- Born: 1929
- Died: December 28, 1991 (aged 62) Lovettsville, Virginia, US
- Education: Harvard University
- Occupation: Journalist
- Spouse: Jane Schwartz Brookes

= Warren T. Brookes =

American journalist (1929–1991)

Warren T. Brookes (1929 – December 28, 1991) was a journalist with the Boston Herald and the Detroit News and a nationally syndicated columnist known for his conservative political and economic views.

== Biography ==

Brookes graduated in 1952 from Harvard University with honors in economics and was thereafter employed by the Kimberly-Clark Corporation. In 1975, he joined the
Boston Herald; a decade later he joined the editorial page staff of the Detroit News. His column, written from Washington, D.C., appeared in sixty
newspaper on Mondays and Thursdays. He frequently challenged liberal economic and environmental ideas.

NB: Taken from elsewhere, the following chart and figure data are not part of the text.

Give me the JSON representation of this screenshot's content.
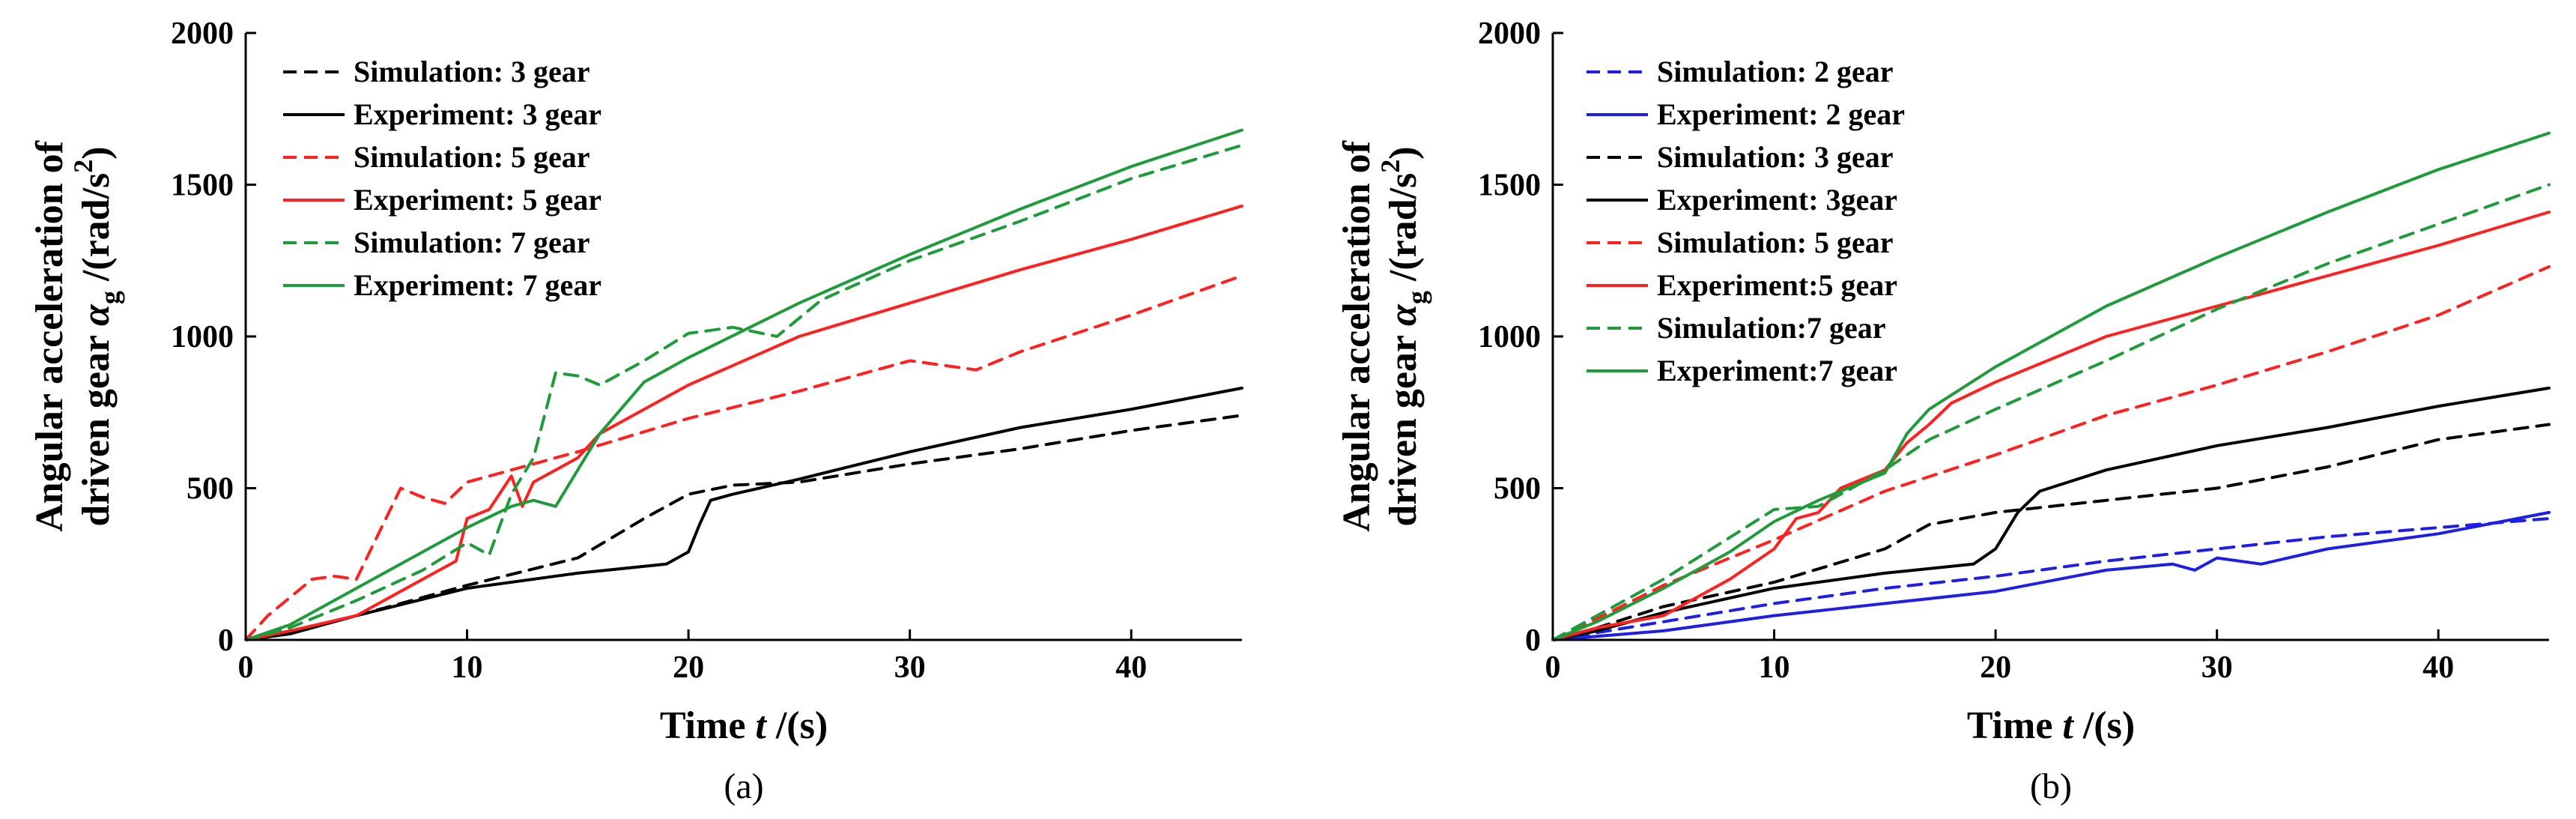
{
  "colors": {
    "black": "#000000",
    "red": "#ff2020",
    "green": "#1f9b3c",
    "blue": "#1e1ee6"
  },
  "chart_data": [
    {
      "type": "line",
      "panel_label": "(a)",
      "xlabel_prefix": "Time ",
      "xlabel_var": "t",
      "xlabel_unit": " /(s)",
      "ylabel_line1": "Angular acceleration of",
      "ylabel_line2_prefix": "driven gear ",
      "ylabel_symbol": "α",
      "ylabel_subscript": "g",
      "ylabel_unit_open": " /(rad/s",
      "ylabel_unit_power": "2",
      "ylabel_unit_close": ")",
      "xlim": [
        0,
        45
      ],
      "ylim": [
        0,
        2000
      ],
      "xticks": [
        0,
        10,
        20,
        30,
        40
      ],
      "xtick_labels": [
        "0",
        "10",
        "20",
        "30",
        "40"
      ],
      "yticks": [
        0,
        500,
        1000,
        1500,
        2000
      ],
      "ytick_labels": [
        "0",
        "500",
        "1000",
        "1500",
        "2000"
      ],
      "legend_position": "top-left",
      "series": [
        {
          "name": "Simulation: 3 gear",
          "color": "black",
          "dash": "dashed",
          "x": [
            0,
            1,
            5,
            10,
            15,
            18,
            20,
            22,
            25,
            30,
            35,
            40,
            45
          ],
          "y": [
            0,
            10,
            80,
            180,
            270,
            400,
            480,
            510,
            520,
            580,
            630,
            690,
            740
          ]
        },
        {
          "name": "Experiment: 3 gear",
          "color": "black",
          "dash": "solid",
          "x": [
            0,
            2,
            5,
            10,
            15,
            19,
            20,
            20.5,
            21,
            22,
            25,
            30,
            35,
            40,
            45
          ],
          "y": [
            0,
            20,
            80,
            170,
            220,
            250,
            290,
            380,
            460,
            480,
            530,
            620,
            700,
            760,
            830
          ]
        },
        {
          "name": "Simulation: 5 gear",
          "color": "red",
          "dash": "dashed",
          "x": [
            0,
            1,
            3,
            4,
            5,
            6,
            7,
            8,
            9,
            10,
            12,
            15,
            20,
            25,
            30,
            33,
            35,
            40,
            45
          ],
          "y": [
            0,
            80,
            200,
            210,
            200,
            350,
            500,
            470,
            450,
            520,
            560,
            620,
            730,
            820,
            920,
            890,
            950,
            1070,
            1200
          ]
        },
        {
          "name": "Experiment: 5 gear",
          "color": "red",
          "dash": "solid",
          "x": [
            0,
            2,
            5,
            8,
            9.5,
            10,
            11,
            12,
            12.5,
            13,
            14,
            15,
            16,
            18,
            20,
            25,
            30,
            35,
            40,
            45
          ],
          "y": [
            0,
            30,
            80,
            200,
            260,
            400,
            430,
            540,
            440,
            520,
            560,
            600,
            680,
            760,
            840,
            1000,
            1110,
            1220,
            1320,
            1430
          ]
        },
        {
          "name": "Simulation: 7 gear",
          "color": "green",
          "dash": "dashed",
          "x": [
            0,
            2,
            5,
            8,
            10,
            11,
            12,
            13,
            14,
            15,
            16,
            18,
            20,
            22,
            24,
            26,
            30,
            35,
            40,
            45
          ],
          "y": [
            0,
            40,
            130,
            230,
            320,
            280,
            480,
            600,
            880,
            870,
            840,
            920,
            1010,
            1030,
            1000,
            1120,
            1250,
            1380,
            1520,
            1630
          ]
        },
        {
          "name": "Experiment: 7 gear",
          "color": "green",
          "dash": "solid",
          "x": [
            0,
            2,
            5,
            8,
            10,
            12,
            13,
            14,
            15,
            16,
            18,
            20,
            25,
            30,
            35,
            40,
            45
          ],
          "y": [
            0,
            50,
            170,
            290,
            370,
            440,
            460,
            440,
            560,
            680,
            850,
            930,
            1110,
            1270,
            1420,
            1560,
            1680
          ]
        }
      ]
    },
    {
      "type": "line",
      "panel_label": "(b)",
      "xlabel_prefix": "Time ",
      "xlabel_var": "t",
      "xlabel_unit": " /(s)",
      "ylabel_line1": "Angular acceleration of",
      "ylabel_line2_prefix": "driven gear ",
      "ylabel_symbol": "α",
      "ylabel_subscript": "g",
      "ylabel_unit_open": " /(rad/s",
      "ylabel_unit_power": "2",
      "ylabel_unit_close": ")",
      "xlim": [
        0,
        45
      ],
      "ylim": [
        0,
        2000
      ],
      "xticks": [
        0,
        10,
        20,
        30,
        40
      ],
      "xtick_labels": [
        "0",
        "10",
        "20",
        "30",
        "40"
      ],
      "yticks": [
        0,
        500,
        1000,
        1500,
        2000
      ],
      "ytick_labels": [
        "0",
        "500",
        "1000",
        "1500",
        "2000"
      ],
      "legend_position": "top-left",
      "series": [
        {
          "name": "Simulation: 2 gear",
          "color": "blue",
          "dash": "dashed",
          "x": [
            0,
            5,
            10,
            15,
            20,
            25,
            30,
            35,
            40,
            45
          ],
          "y": [
            0,
            60,
            120,
            170,
            210,
            260,
            300,
            340,
            370,
            400
          ]
        },
        {
          "name": "Experiment: 2 gear",
          "color": "blue",
          "dash": "solid",
          "x": [
            0,
            5,
            10,
            15,
            20,
            25,
            28,
            29,
            30,
            32,
            35,
            38,
            40,
            45
          ],
          "y": [
            0,
            30,
            80,
            120,
            160,
            230,
            250,
            230,
            270,
            250,
            300,
            330,
            350,
            420
          ]
        },
        {
          "name": "Simulation: 3 gear",
          "color": "black",
          "dash": "dashed",
          "x": [
            0,
            2,
            5,
            10,
            15,
            17,
            20,
            25,
            30,
            35,
            40,
            45
          ],
          "y": [
            0,
            40,
            110,
            190,
            300,
            380,
            420,
            460,
            500,
            570,
            660,
            710
          ]
        },
        {
          "name": "Experiment: 3gear",
          "color": "black",
          "dash": "solid",
          "x": [
            0,
            2,
            5,
            10,
            15,
            19,
            20,
            21,
            22,
            25,
            30,
            35,
            40,
            45
          ],
          "y": [
            0,
            30,
            90,
            170,
            220,
            250,
            300,
            420,
            490,
            560,
            640,
            700,
            770,
            830
          ]
        },
        {
          "name": "Simulation: 5 gear",
          "color": "red",
          "dash": "dashed",
          "x": [
            0,
            2,
            5,
            10,
            15,
            20,
            25,
            30,
            35,
            40,
            45
          ],
          "y": [
            0,
            70,
            180,
            330,
            490,
            610,
            740,
            840,
            950,
            1070,
            1230
          ]
        },
        {
          "name": "Experiment:5 gear",
          "color": "red",
          "dash": "solid",
          "x": [
            0,
            2,
            5,
            8,
            10,
            11,
            12,
            13,
            15,
            16,
            17,
            18,
            20,
            25,
            30,
            35,
            40,
            45
          ],
          "y": [
            0,
            40,
            80,
            200,
            300,
            400,
            420,
            500,
            560,
            650,
            710,
            780,
            850,
            1000,
            1100,
            1200,
            1300,
            1410
          ]
        },
        {
          "name": "Simulation:7 gear",
          "color": "green",
          "dash": "dashed",
          "x": [
            0,
            2,
            5,
            10,
            12,
            15,
            17,
            20,
            25,
            30,
            35,
            40,
            45
          ],
          "y": [
            0,
            80,
            200,
            430,
            440,
            560,
            660,
            760,
            920,
            1090,
            1240,
            1370,
            1500
          ]
        },
        {
          "name": "Experiment:7 gear",
          "color": "green",
          "dash": "solid",
          "x": [
            0,
            2,
            5,
            8,
            10,
            12,
            15,
            16,
            17,
            20,
            25,
            30,
            35,
            40,
            45
          ],
          "y": [
            0,
            60,
            170,
            290,
            390,
            460,
            550,
            680,
            760,
            900,
            1100,
            1260,
            1410,
            1550,
            1670
          ]
        }
      ]
    }
  ]
}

The Competitive Enterprise Institute, shortly before his passing, established the Warren T. Brookes Journalism Fellowship to identify and train journalists who wish to improve their knowledge of environmental issues and free market economics. The American Legislative Exchange Council (ALEC) presents the annual Warren Brookes Award for Excellence in Journalism.

Brookes was posthumously awarded the 1992 Gerald Loeb Award for Commentary.